Bei den Übungen merke ich immer wieder, wie stark Männlichkeit in unserer Gesellschaft immer noch an die Fähigkeit geknüpft ist, Gewalt auszuüben, andere Menschen abzuwerten, Feindlichkeit gegen Andere (etwa gegen FLINTA* und gegen schwule Männer) auszuüben.
Ich bin froh, dass ich mit den Jugendlichen dazu reflektieren kann und wünschte, damals hätte jemand mit mir vertrauenswürdige Gesprächsräume zu diesen Themen eröffnet. Ich war selbst stark in sexistischen Mustern verhangen und es gab kaum Alternativen zu den patriarchalen Gewalt-Traditionen. Diesbezüglich scheint sich wenig geändert zu haben.
Eine Erfahrung ganz frisch aus einem der Workshops: Jungs haben teilweise frauenfeindliche und homofeindliche Aussagen getätigt. Zugleich gaben sie (alle Schüler waren weiß) an, dass sexualisierte Gewalt in erster Linie von “ausländischen Männern” verübt würde. Kaum einer der Jungs wusste, dass sexualisierte Gewalt meist durch enge Bezugspersonen verübt wird, in der Familie, im Verein, in der Kirche, in der Betreuungsstätte, in der Schule, im Altersheim … Kaum jemand wusste, dass Sexismus/sexualisierte Gewalt in der ganzen Gesellschaft vorkommt, transversal durch alle gesellschaftlichen Klassen.
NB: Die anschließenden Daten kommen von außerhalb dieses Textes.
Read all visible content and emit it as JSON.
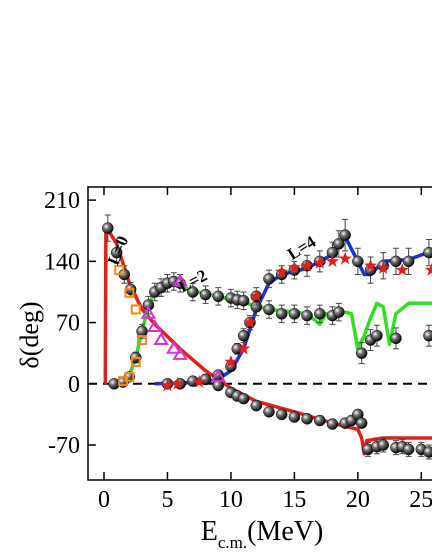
{
  "chart_data": {
    "type": "scatter",
    "y_label": "δ(deg)",
    "x_label": {
      "main": "E",
      "sub": "c.m.",
      "unit": "(MeV)"
    },
    "annotations": [
      "L=0",
      "L=2",
      "L=4"
    ],
    "xlim": [
      -1.26,
      26
    ],
    "ylim": [
      -110,
      225
    ],
    "xticks": [
      0,
      5,
      10,
      15,
      20,
      25
    ],
    "yticks": [
      210,
      140,
      70,
      0,
      -70
    ],
    "hline": 0,
    "series": [
      {
        "style": "sphere",
        "color": "#000000",
        "x": [
          0.3,
          1.0,
          1.6,
          2.1,
          8.0,
          9.0,
          10.0,
          10.5,
          11.0,
          12.0,
          13.0,
          14.0,
          15.0,
          16.0,
          17.0,
          18.0,
          19.0,
          19.5,
          20.0,
          20.3,
          20.8,
          21.5,
          22.0,
          23.0,
          23.5,
          24.0,
          25.0,
          25.6
        ],
        "values": [
          178,
          150,
          125,
          108,
          5,
          -2,
          -10,
          -14,
          -17,
          -25,
          -32,
          -35,
          -38,
          -40,
          -42,
          -46,
          -45,
          -42,
          -35,
          -45,
          -75,
          -72,
          -70,
          -73,
          -72,
          -75,
          -75,
          -78
        ],
        "errors": [
          15,
          12,
          10,
          8,
          4,
          4,
          4,
          4,
          4,
          4,
          4,
          4,
          4,
          4,
          4,
          5,
          5,
          5,
          5,
          5,
          8,
          8,
          8,
          8,
          8,
          8,
          8,
          8
        ]
      },
      {
        "style": "sphere",
        "color": "#000000",
        "x": [
          0.8,
          1.5,
          2.0,
          2.5,
          3.0,
          3.5,
          4.0,
          4.5,
          5.0,
          5.5,
          6.0,
          7.0,
          8.0,
          9.0,
          10.0,
          10.5,
          11.0,
          12.0,
          13.0,
          14.0,
          15.0,
          16.0,
          17.0,
          18.0,
          18.5,
          20.3,
          21.0,
          21.5,
          23.0,
          25.6
        ],
        "values": [
          0,
          2,
          8,
          30,
          60,
          90,
          105,
          110,
          115,
          117,
          115,
          105,
          102,
          100,
          98,
          96,
          95,
          88,
          85,
          80,
          80,
          78,
          80,
          78,
          82,
          35,
          50,
          55,
          52,
          55
        ],
        "errors": [
          3,
          3,
          4,
          6,
          8,
          10,
          10,
          10,
          10,
          10,
          10,
          10,
          10,
          10,
          10,
          10,
          10,
          10,
          10,
          10,
          10,
          10,
          10,
          10,
          10,
          12,
          12,
          12,
          12,
          12
        ]
      },
      {
        "style": "sphere",
        "color": "#000000",
        "x": [
          5.0,
          6.0,
          7.0,
          8.0,
          9.0,
          10.0,
          10.5,
          11.0,
          11.5,
          12.0,
          13.0,
          14.0,
          15.0,
          16.0,
          17.0,
          18.0,
          18.5,
          19.0,
          20.0,
          21.0,
          22.0,
          23.0,
          24.0,
          25.6
        ],
        "values": [
          0,
          0,
          3,
          5,
          10,
          20,
          40,
          55,
          70,
          100,
          120,
          125,
          130,
          135,
          140,
          150,
          160,
          170,
          140,
          130,
          135,
          140,
          140,
          150
        ],
        "errors": [
          3,
          3,
          3,
          3,
          4,
          5,
          6,
          8,
          8,
          10,
          10,
          10,
          10,
          12,
          12,
          12,
          15,
          18,
          15,
          15,
          15,
          15,
          15,
          15
        ]
      },
      {
        "style": "star",
        "color": "#e0201b",
        "x": [
          5.0,
          5.8,
          7.5,
          10.0,
          11.0,
          11.5,
          12.0,
          14.0,
          15.0,
          16.0,
          17.0,
          18.0,
          19.0,
          21.0,
          22.0,
          23.5,
          25.8
        ],
        "values": [
          -2,
          0,
          2,
          25,
          40,
          70,
          100,
          128,
          133,
          135,
          138,
          140,
          143,
          135,
          132,
          130,
          130
        ]
      },
      {
        "style": "square",
        "color": "#f28a1c",
        "x": [
          1.2,
          2.0,
          2.5,
          1.5,
          2.0,
          2.5,
          3.0
        ],
        "values": [
          130,
          104,
          85,
          3,
          8,
          25,
          50
        ]
      },
      {
        "style": "triangle",
        "color": "#d633d6",
        "x": [
          3.5,
          4.0,
          4.5,
          5.5,
          6.0,
          6.0,
          9.0
        ],
        "values": [
          80,
          65,
          50,
          40,
          33,
          117,
          8
        ]
      },
      {
        "style": "line",
        "color": "#e0201b",
        "x": [
          0.1,
          0.15,
          1,
          2,
          3,
          4,
          6,
          8,
          10,
          12,
          15,
          18,
          20,
          20.3,
          20.5,
          20.7,
          22,
          26
        ],
        "values": [
          0,
          180,
          160,
          115,
          85,
          68,
          40,
          15,
          -5,
          -20,
          -32,
          -45,
          -52,
          -62,
          -80,
          -65,
          -62,
          -62
        ]
      },
      {
        "style": "line",
        "color": "#33dd22",
        "x": [
          0.5,
          1.5,
          2,
          2.5,
          3,
          3.5,
          4,
          5,
          6,
          7,
          9,
          11,
          13,
          15,
          16,
          17,
          17.5,
          19,
          19.5,
          20,
          20.5,
          21,
          21.5,
          22,
          22.5,
          23,
          24,
          26
        ],
        "values": [
          0,
          2,
          10,
          30,
          60,
          90,
          105,
          113,
          112,
          106,
          100,
          93,
          85,
          82,
          80,
          68,
          80,
          82,
          80,
          40,
          55,
          75,
          92,
          88,
          45,
          80,
          92,
          92
        ]
      },
      {
        "style": "line",
        "color": "#1a2fd6",
        "x": [
          4,
          8,
          9,
          10,
          11,
          12,
          13,
          14,
          16,
          18,
          19,
          20,
          20.5,
          21,
          22,
          24,
          25.5
        ],
        "values": [
          0,
          2,
          5,
          15,
          40,
          85,
          115,
          125,
          132,
          148,
          168,
          140,
          125,
          125,
          140,
          142,
          150
        ]
      }
    ]
  }
}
Der rassistische Reflex, dieses primär männliche Gewaltproblem auf “Ausländer” abzuschieben, war in der Gruppe sehr stark und ein einfacher Weg, eigene Verantwortung abzuladen.
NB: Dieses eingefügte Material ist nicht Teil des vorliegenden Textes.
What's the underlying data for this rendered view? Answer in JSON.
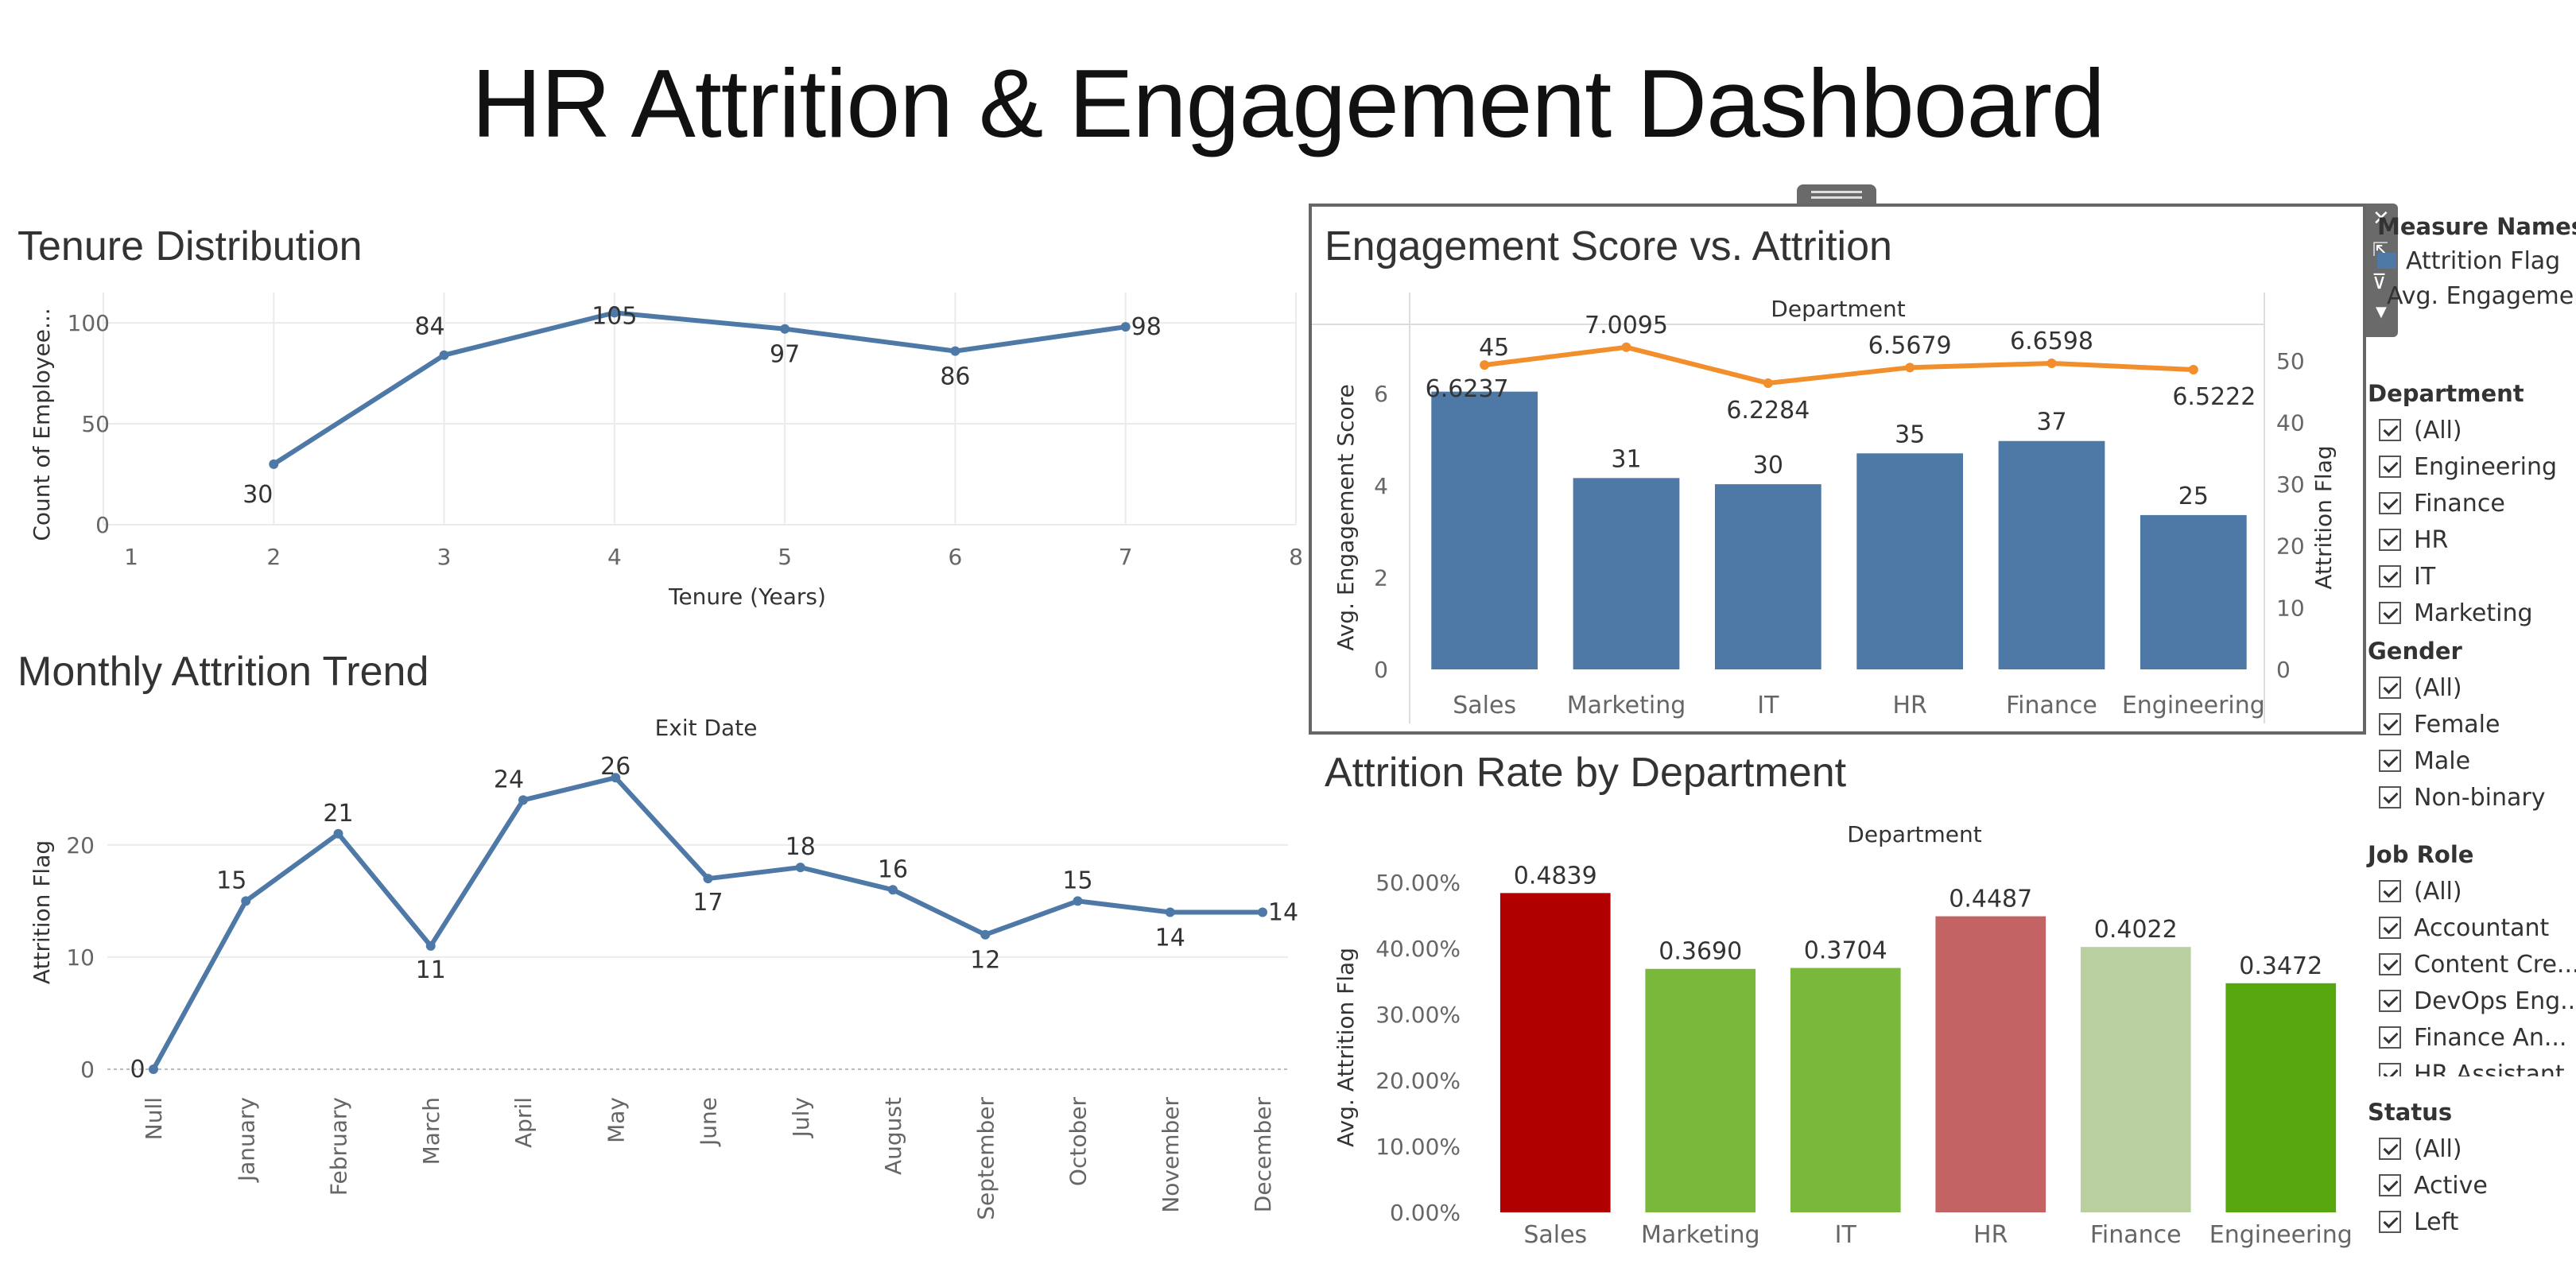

Es tut mir sehr leid zu sehen, dass Projektunterricht durch Expert:innen im Bereich Sexualpädagogik und Gewaltprävention in Südtirol nicht flächendeckend gefördert wird.
Ich weiß, dass Sexualität und sexualisierte Gewalt in vielen Familien immer noch große Tabu sind und viele Kinder und Jugendliche zu diesen Themen primär durch Pornografie “unterrichtet” werden.
Gerne möchte ich diese beiden Bücher zum Thema empfehlen:
Wir brechen das Schweigen. Betroffene sprechen über sexuellen Missbrauch.
von Veronika Oberbichler, Georg Lembergh
Männer, Männlichkeit und Liebe. Der Wille zur Veränderung von bell hooks
Auch diesen Podcast empfehle ich:
Stachel und Herz - kritische Männlichkeit
Sollten Sie selbst sexualisierte Gewalt erfahren haben: Sie sind nicht allein! Melden Sie sich vertraulich bei Familienberatungsstellen, bei Frauen Gegen Gewalt, bei Frauen Helfen Frauen oder in Akutsituationen auch gleich unter Notruf 112. Dasselbe gilt, falls Sie Menschen in Ihrem Umfeld kennen, die von Gewalt betroffen sind. Schauen wir nicht weg. Schauen wir hin. Nennen wir Gewalt beim Namen. Sichern wir Unterstützung. Durchbrechen wir die Mauern des Schweigens.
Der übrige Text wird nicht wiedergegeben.